Where to Start with Andrea Nguyen
Andrea Nguyen is a Vietnamese-American food writer, cooking teacher, and James Beard Award-nominated author based in California. Born in Vietnam, she came to the United States as a refugee and went on to become one of the most respected voices in Asian cooking for Western audiences. Her books are known for crystal-clear instructions, thorough technique explanations, and a deep respect for tradition paired with practical adaptations for home kitchens. She has written several acclaimed cookbooks including Asian Dumplings, Into the Vietnamese Kitchen, The Pho Cookbook, and Vietnamese Food Any Day. Her work has been recognized by the James Beard Foundation, the International Association of Culinary Professionals, and National Public Radio.
Start here
Asian Dumplings
Andrea Nguyen · 240 pages · 2009 · Moderate
Themes: dumplings, dim sum, Asian cuisine, technique
Andrea Nguyen’s IACP Award-finalist cookbook is the definitive English-language guide to making dumplings from across Asia. With more than 75 recipes spanning China, Japan, Vietnam, Korea, India, and the Philippines, it teaches fundamental techniques that apply far beyond any single cuisine.
Why Start Here
Asian Dumplings is the ideal entry point for Nguyen’s work because it captures her greatest strength: breaking down complex traditional techniques into clear, repeatable steps. The opening chapters on ingredients, equipment, and fundamental dough methods are a masterclass in dumpling science. She explains how different flours behave, why water temperature matters, and how to develop the feel for when a dough is ready.

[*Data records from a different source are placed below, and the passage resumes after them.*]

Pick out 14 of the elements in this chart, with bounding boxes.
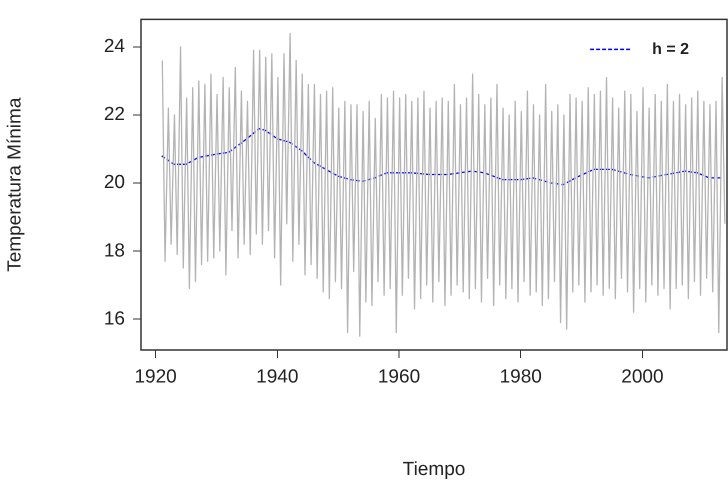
y-tick-label: 20 [104,172,125,194]
x-axis-title: Tiempo [402,458,466,480]
y-tick-label: 18 [104,240,125,262]
legend-label: h = 2 [652,40,690,58]
y-tick-label: 24 [104,36,126,58]
y-axis-title: Temperatura Mínima [4,97,26,272]
x-tick-label: 1920 [134,366,177,388]
x-tick-label: 2000 [621,366,664,388]
x-tick-label: 1940 [256,366,298,388]
y-tick-label: 22 [104,104,125,126]
x-tick-label: 1960 [378,366,420,388]
x-tick-label: 1980 [500,366,542,388]
y-tick-label: 16 [104,308,125,330]
line-series [161,128,722,186]
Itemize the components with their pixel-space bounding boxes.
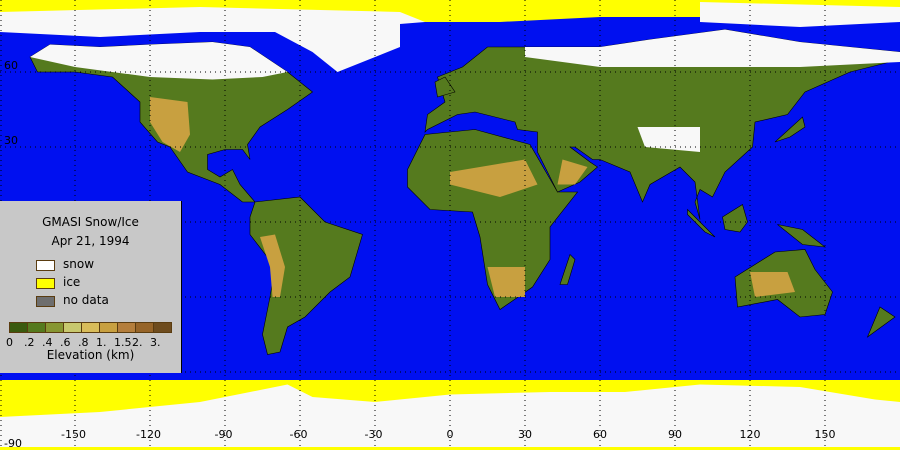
longitude-tick-label: -60 [289, 428, 308, 441]
snow-swatch [36, 260, 55, 271]
longitude-tick-label: 60 [593, 428, 607, 441]
legend-label: snow [63, 257, 95, 271]
canada-snow [30, 42, 288, 80]
colorbar-tick-label: 1.5 [114, 336, 132, 349]
longitude-tick-label: 150 [814, 428, 836, 441]
madagascar [559, 253, 576, 285]
colorbar-tick-label: .8 [78, 336, 89, 349]
arabia [557, 159, 588, 185]
legend-date: Apr 21, 1994 [51, 234, 130, 248]
colorbar-tick-label: .4 [42, 336, 53, 349]
britain [434, 76, 456, 98]
new-guinea [777, 224, 827, 248]
andes [260, 234, 285, 297]
tibet-snow [637, 127, 700, 152]
colorbar-segment [100, 323, 118, 332]
colorbar-segment [154, 323, 171, 332]
japan [774, 116, 806, 143]
sumatra [687, 208, 716, 238]
longitude-tick-label: 0 [446, 428, 454, 441]
no-data-swatch [36, 296, 55, 307]
latitude-tick-label: 30 [4, 134, 18, 147]
colorbar-tick-label: .2 [24, 336, 35, 349]
colorbar-tick-label: 1. [96, 336, 107, 349]
colorbar-tick-label: 0 [6, 336, 13, 349]
legend-label: no data [63, 293, 109, 307]
colorbar-segment [118, 323, 136, 332]
new-zealand [866, 306, 896, 338]
rocky-mountains [150, 97, 190, 152]
elevation-colorbar [9, 322, 172, 333]
colorbar-segment [64, 323, 82, 332]
legend: GMASI Snow/Ice Apr 21, 1994 snow ice no … [0, 201, 182, 373]
sahara [450, 159, 538, 197]
longitude-tick-label: 120 [739, 428, 761, 441]
borneo [722, 204, 748, 233]
longitude-tick-label: 30 [518, 428, 532, 441]
colorbar-tick-label: 3. [150, 336, 161, 349]
siberia-snow [525, 29, 900, 67]
colorbar-segment [28, 323, 46, 332]
longitude-tick-label: -90 [214, 428, 233, 441]
legend-title: GMASI Snow/Ice [42, 215, 139, 229]
longitude-tick-label: -150 [61, 428, 86, 441]
colorbar-segment [136, 323, 154, 332]
eurasia [424, 29, 900, 220]
colorbar-segment [82, 323, 100, 332]
ice-swatch [36, 278, 55, 289]
colorbar-segment [10, 323, 28, 332]
southern-africa [487, 267, 525, 297]
longitude-tick-label: 90 [668, 428, 682, 441]
legend-label: ice [63, 275, 81, 289]
colorbar-segment [46, 323, 64, 332]
latitude-tick-label: -90 [4, 437, 22, 450]
elevation-axis-label: Elevation (km) [46, 348, 135, 362]
australia-interior [750, 272, 795, 297]
longitude-tick-label: -30 [364, 428, 383, 441]
colorbar-tick-label: .6 [60, 336, 71, 349]
colorbar-tick-label: 2. [132, 336, 143, 349]
latitude-tick-label: 60 [4, 59, 18, 72]
south-america [249, 196, 363, 355]
longitude-tick-label: -120 [136, 428, 161, 441]
greenland [275, 17, 400, 72]
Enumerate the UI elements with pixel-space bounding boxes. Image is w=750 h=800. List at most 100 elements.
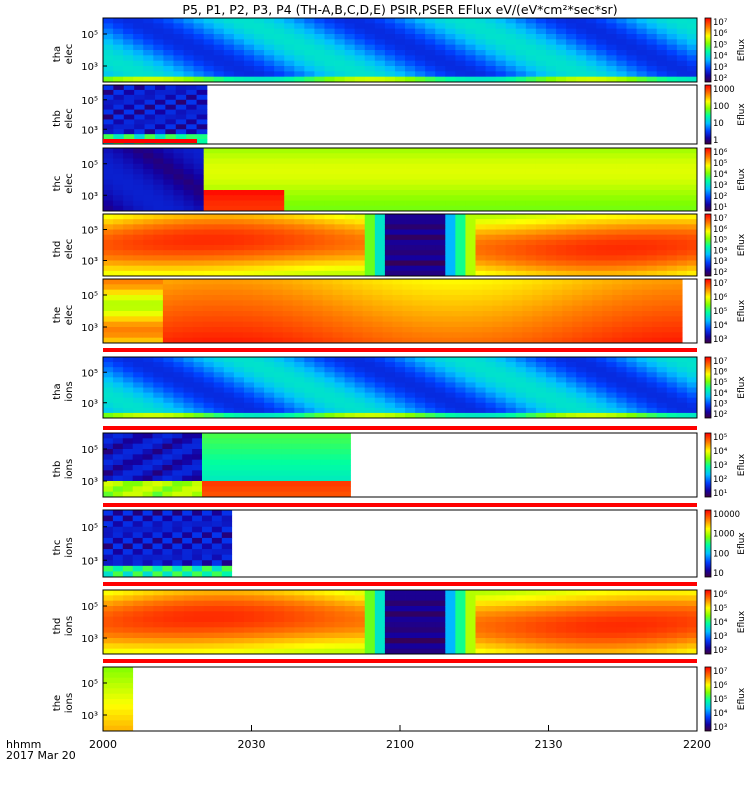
spectrogram-cell (586, 627, 597, 634)
spectrogram-cell (294, 214, 305, 220)
spectrogram-cell (666, 595, 678, 602)
spectrogram-cell (596, 362, 607, 368)
spectrogram-cell (392, 300, 403, 307)
spectrogram-cell (162, 526, 173, 533)
spectrogram-cell (374, 270, 386, 277)
spectrogram-cell (412, 295, 423, 301)
spectrogram-cell (193, 224, 205, 230)
spectrogram-cell (455, 23, 466, 30)
spectrogram-cell (442, 316, 453, 323)
spectrogram-cell (294, 643, 305, 650)
spectrogram-cell (103, 337, 114, 344)
spectrogram-cell (425, 76, 436, 83)
spectrogram-cell (264, 407, 275, 414)
spectrogram-cell (196, 129, 208, 135)
spectrogram-cell (384, 195, 396, 201)
spectrogram-cell (495, 169, 507, 175)
spectrogram-cell (123, 85, 135, 91)
y-tick-label: 10³ (81, 191, 98, 202)
spectrogram-cell (515, 412, 527, 419)
spectrogram-cell (676, 60, 688, 67)
spectrogram-cell (552, 300, 563, 307)
spectrogram-cell (354, 28, 366, 35)
spectrogram-cell (475, 357, 486, 363)
spectrogram-cell (103, 397, 114, 404)
spectrogram-cell (415, 148, 426, 154)
spectrogram-cell (405, 179, 416, 186)
spectrogram-cell (163, 600, 174, 607)
spectrogram-cell (445, 387, 456, 393)
spectrogram-cell (445, 55, 456, 62)
spectrogram-cell (213, 60, 225, 67)
spectrogram-cell (636, 60, 648, 67)
spectrogram-cell (113, 270, 124, 277)
spectrogram-cell (535, 239, 547, 246)
spectrogram-cell (676, 367, 688, 373)
spectrogram-cell (405, 372, 416, 378)
spectrogram-cell (193, 250, 205, 256)
spectrogram-cell (294, 190, 305, 196)
spectrogram-cell (662, 321, 673, 328)
spectrogram-cell (173, 195, 184, 201)
spectrogram-cell (465, 265, 476, 272)
spectrogram-cell (193, 397, 205, 404)
spectrogram-cell (117, 688, 126, 695)
spectrogram-cell (281, 481, 292, 487)
spectrogram-cell (183, 179, 195, 186)
spectrogram-cell (525, 239, 537, 246)
spectrogram-cell (402, 305, 413, 312)
spectrogram-cell (132, 300, 144, 307)
spectrogram-cell (163, 44, 174, 51)
spectrogram-cell (304, 224, 315, 230)
spectrogram-cell (233, 245, 245, 251)
spectrogram-cell (192, 305, 204, 312)
spectrogram-cell (291, 465, 302, 471)
spectrogram-cell (222, 327, 234, 333)
spectrogram-cell (646, 260, 658, 267)
spectrogram-cell (304, 270, 315, 277)
spectrogram-cell (636, 250, 648, 256)
spectrogram-cell (284, 245, 295, 251)
spectrogram-cell (203, 148, 215, 154)
spectrogram-cell (626, 260, 637, 267)
spectrogram-cell (475, 66, 486, 72)
spectrogram-cell (112, 526, 124, 533)
spectrogram-cell (143, 611, 154, 618)
spectrogram-cell (213, 367, 225, 373)
spectrogram-cell (676, 595, 688, 602)
spectrogram-cell (672, 289, 683, 296)
spectrogram-cell (364, 179, 376, 186)
spectrogram-cell (301, 449, 312, 455)
spectrogram-cell (312, 327, 324, 333)
spectrogram-cell (596, 34, 607, 40)
spectrogram-cell (304, 260, 315, 267)
spectrogram-cell (495, 28, 507, 35)
spectrogram-cell (676, 600, 688, 607)
spectrogram-cell (340, 486, 351, 493)
spectrogram-cell (304, 23, 315, 30)
spectrogram-cell (312, 295, 324, 301)
spectrogram-cell (445, 357, 456, 363)
spectrogram-cell (213, 219, 225, 225)
spectrogram-cell (183, 50, 195, 56)
spectrogram-cell (556, 245, 567, 251)
spectrogram-cell (445, 200, 456, 207)
spectrogram-cell (382, 316, 393, 323)
spectrogram-cell (425, 255, 436, 261)
spectrogram-cell (646, 195, 658, 201)
spectrogram-cell (525, 590, 537, 596)
spectrogram-cell (545, 245, 557, 251)
spectrogram-cell (475, 153, 486, 159)
spectrogram-cell (364, 23, 376, 30)
spectrogram-cell (586, 616, 597, 623)
spectrogram-cell (472, 316, 483, 323)
spectrogram-cell (586, 60, 597, 67)
spectrogram-cell (586, 219, 597, 225)
spectrogram-cell (304, 412, 315, 419)
spectrogram-cell (405, 392, 416, 399)
spectrogram-cell (163, 412, 174, 419)
spectrogram-cell (642, 321, 653, 328)
spectrogram-cell (432, 327, 443, 333)
spectrogram-cell (354, 357, 366, 363)
spectrogram-cell (271, 465, 282, 471)
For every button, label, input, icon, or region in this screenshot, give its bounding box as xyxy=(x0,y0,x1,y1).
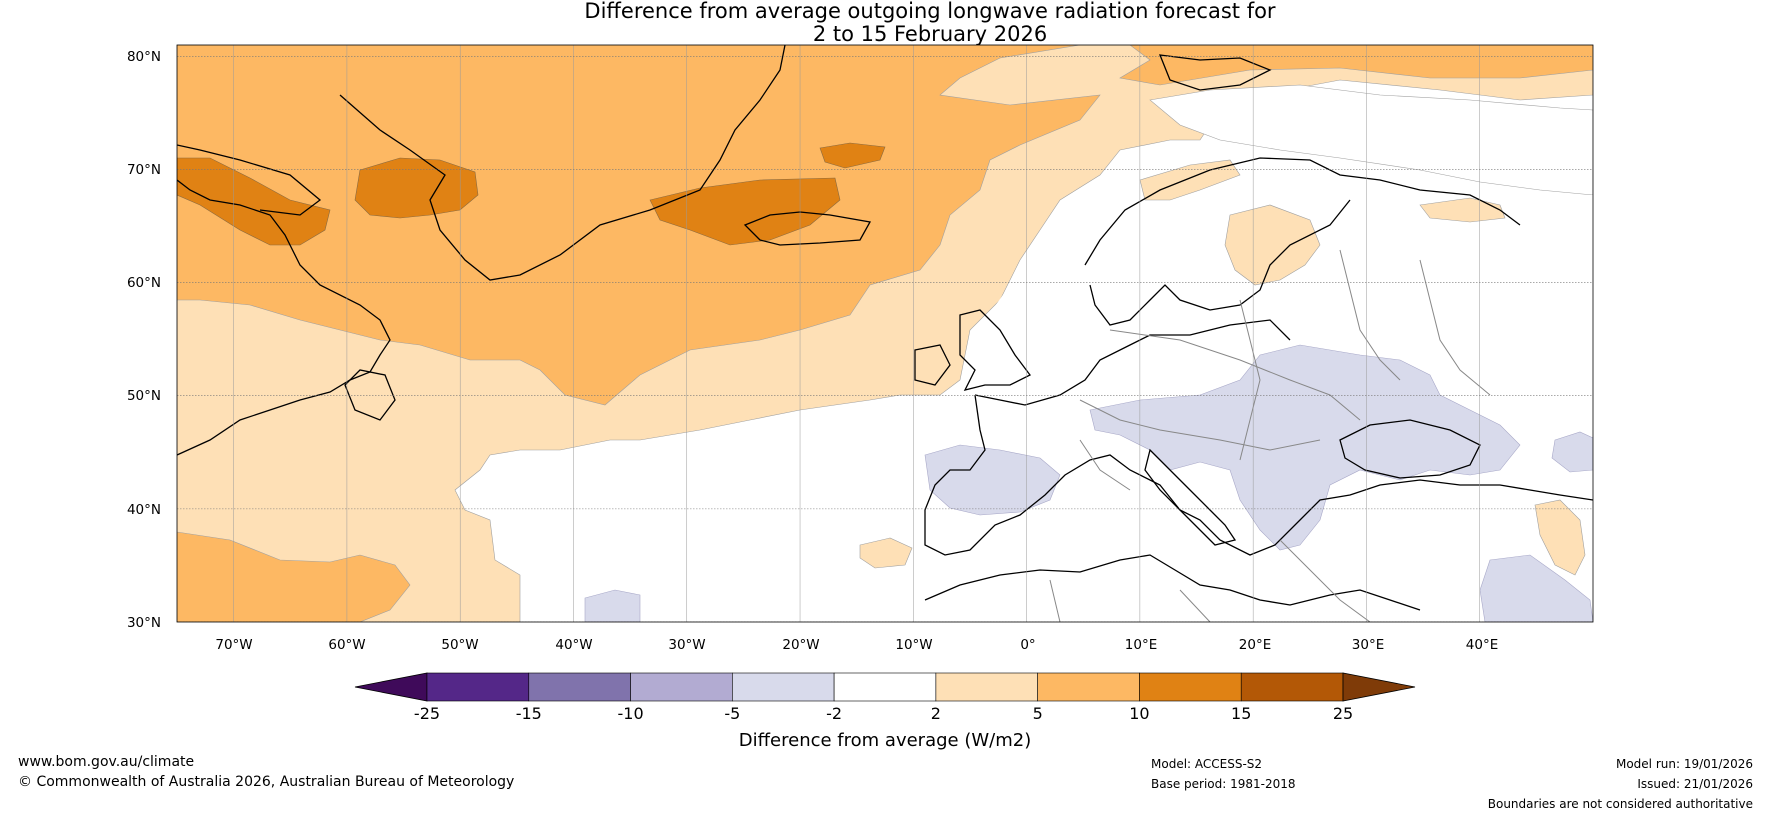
anomaly-region-5-to-10-southwest xyxy=(177,531,411,622)
chart-title: Difference from average outgoing longwav… xyxy=(0,0,1770,46)
anomaly-region-2-to-5-kola xyxy=(1419,197,1506,223)
anomaly-region-10-to-15-denmark-strait xyxy=(819,142,886,169)
lat-label: 60°N xyxy=(127,275,161,291)
lat-label: 70°N xyxy=(127,162,161,178)
coastline-baffin xyxy=(177,144,322,216)
anomaly-region-10-to-15-iceland xyxy=(649,177,841,246)
colorbar-segment xyxy=(1240,672,1344,702)
anomaly-region-5-to-10-far-north xyxy=(1119,45,1593,86)
border-line xyxy=(1079,399,1321,451)
copyright-text: © Commonwealth of Australia 2026, Austra… xyxy=(18,774,515,790)
colorbar-tick-label: -10 xyxy=(617,704,643,723)
lat-label: 80°N xyxy=(127,49,161,65)
lat-label: 30°N xyxy=(127,615,161,631)
colorbar-segment xyxy=(1139,672,1242,702)
border-line xyxy=(1109,329,1361,421)
anomaly-region-minus-5-to-minus-2-iberia xyxy=(924,444,1061,516)
colorbar-tick-label: -15 xyxy=(516,704,542,723)
colorbar-tick-label: -5 xyxy=(724,704,740,723)
colorbar-tick-label: 5 xyxy=(1033,704,1043,723)
map-border xyxy=(176,44,1594,623)
coastlines xyxy=(177,45,1593,611)
anomaly-region-2-to-5-norway xyxy=(1139,159,1241,201)
colorbar-over-arrow xyxy=(1342,672,1416,702)
anomaly-region-2-to-5-scandinavia xyxy=(1224,204,1321,286)
model-run-date: Model run: 19/01/2026 xyxy=(1615,757,1753,771)
latitude-labels: 80°N 70°N 60°N 50°N 40°N 30°N xyxy=(127,49,161,631)
coastline-continental-europe xyxy=(924,319,1593,556)
anomaly-region-minus-5-to-minus-2-middle-east xyxy=(1479,554,1593,622)
lon-label: 40°E xyxy=(1466,637,1498,653)
website-link[interactable]: www.bom.gov.au/climate xyxy=(18,754,195,770)
border-line xyxy=(1079,439,1131,491)
boundary-disclaimer: Boundaries are not considered authoritat… xyxy=(1487,797,1753,811)
lon-label: 20°E xyxy=(1239,637,1271,653)
anomaly-region-2-to-5-atlantic-patch xyxy=(859,537,913,569)
title-line-1: Difference from average outgoing longwav… xyxy=(584,0,1276,23)
colorbar-tick-label: 15 xyxy=(1231,704,1251,723)
coastline-north-africa xyxy=(924,554,1421,611)
lon-label: 60°W xyxy=(328,637,365,653)
model-name: Model: ACCESS-S2 xyxy=(1151,757,1263,771)
colorbar-tick-label: -25 xyxy=(414,704,440,723)
anomaly-region-minus-5-to-minus-2-europe xyxy=(1089,344,1521,551)
coastline-north-america xyxy=(177,179,391,456)
coastline-black-sea xyxy=(1339,419,1481,479)
coastline-scandinavia xyxy=(1084,157,1521,326)
colorbar-segment xyxy=(935,672,1038,702)
colorbar: -25 -15 -10 -5 -2 2 5 10 15 25 xyxy=(354,672,1416,723)
colorbar-segment xyxy=(630,672,733,702)
base-period: Base period: 1981-2018 xyxy=(1151,777,1296,791)
issued-date: Issued: 21/01/2026 xyxy=(1637,777,1753,791)
anomaly-region-10-to-15-greenland xyxy=(354,157,479,219)
colorbar-segment xyxy=(426,672,530,702)
lon-label: 40°W xyxy=(555,637,592,653)
colorbar-tick-label: -2 xyxy=(826,704,842,723)
anomaly-region-minus-5-to-minus-2-atlantic xyxy=(584,589,641,622)
coastline-newfoundland xyxy=(344,369,396,421)
border-line xyxy=(1239,299,1261,461)
anomaly-region-2-to-5-middle-east xyxy=(1534,499,1586,576)
colorbar-label: Difference from average (W/m2) xyxy=(739,730,1031,751)
anomaly-region-neutral-arctic xyxy=(1149,84,1593,196)
lon-label: 10°E xyxy=(1125,637,1157,653)
lon-label: 10°W xyxy=(895,637,932,653)
longitude-labels: 70°W 60°W 50°W 40°W 30°W 20°W 10°W 0° 10… xyxy=(215,637,1498,653)
coastline-british-isles xyxy=(914,309,1031,391)
anomaly-region-minus-5-to-minus-2-caspian xyxy=(1551,431,1593,473)
colorbar-segment xyxy=(528,672,631,702)
coastline-greenland xyxy=(339,45,786,281)
title-line-2: 2 to 15 February 2026 xyxy=(812,22,1048,46)
colorbar-segment xyxy=(732,672,835,702)
map-frame xyxy=(177,45,1593,622)
border-line xyxy=(1049,579,1061,622)
lon-label: 70°W xyxy=(215,637,252,653)
lon-label: 30°W xyxy=(668,637,705,653)
lat-label: 50°N xyxy=(127,388,161,404)
gridlines xyxy=(177,45,1593,622)
border-line xyxy=(1339,249,1401,381)
coastline-italy xyxy=(1144,448,1237,546)
border-line xyxy=(1179,589,1211,622)
colorbar-tick-label: 10 xyxy=(1129,704,1149,723)
lon-label: 0° xyxy=(1020,637,1035,653)
colorbar-tick-label: 2 xyxy=(931,704,941,723)
border-line xyxy=(1279,539,1371,622)
colorbar-segment xyxy=(833,672,937,702)
colorbar-tick-label: 25 xyxy=(1333,704,1353,723)
anomaly-region-10-to-15-labrador xyxy=(177,157,331,246)
country-borders xyxy=(1049,249,1491,622)
coastline-iceland xyxy=(743,211,872,246)
border-line xyxy=(1419,259,1491,396)
colorbar-segment xyxy=(1037,672,1140,702)
coastline-svalbard xyxy=(1158,54,1272,91)
lon-label: 30°E xyxy=(1352,637,1384,653)
lat-label: 40°N xyxy=(127,502,161,518)
colorbar-under-arrow xyxy=(354,672,428,702)
lon-label: 20°W xyxy=(782,637,819,653)
lon-label: 50°W xyxy=(441,637,478,653)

The book covers Chinese dim sum classics like har gow, siu mai, and soup dumplings alongside Japanese gyoza, Vietnamese spring rolls, Indian samosas, and more. This breadth is a strength because it shows the underlying principles that connect all dumpling traditions. Once you understand how a basic hot water dough works, moving between cuisines becomes intuitive rather than daunting.
Nguyen’s recipes have been thoroughly tested and refined, and her instructions assume intelligence without assuming prior experience. The photography by Penny De Los Santos provides practical guidance alongside beautiful presentation shots.
What to Expect
A 240-page hardcover organized by dumpling type: crescents, sticks and balls, sheets and rounds, and filled pastas. The technique chapters are essential reading before diving into recipes. This is a moderately challenging cookbook that rewards patience and practice. Plan to work through the basics methodically, and you will build skills that serve you for years.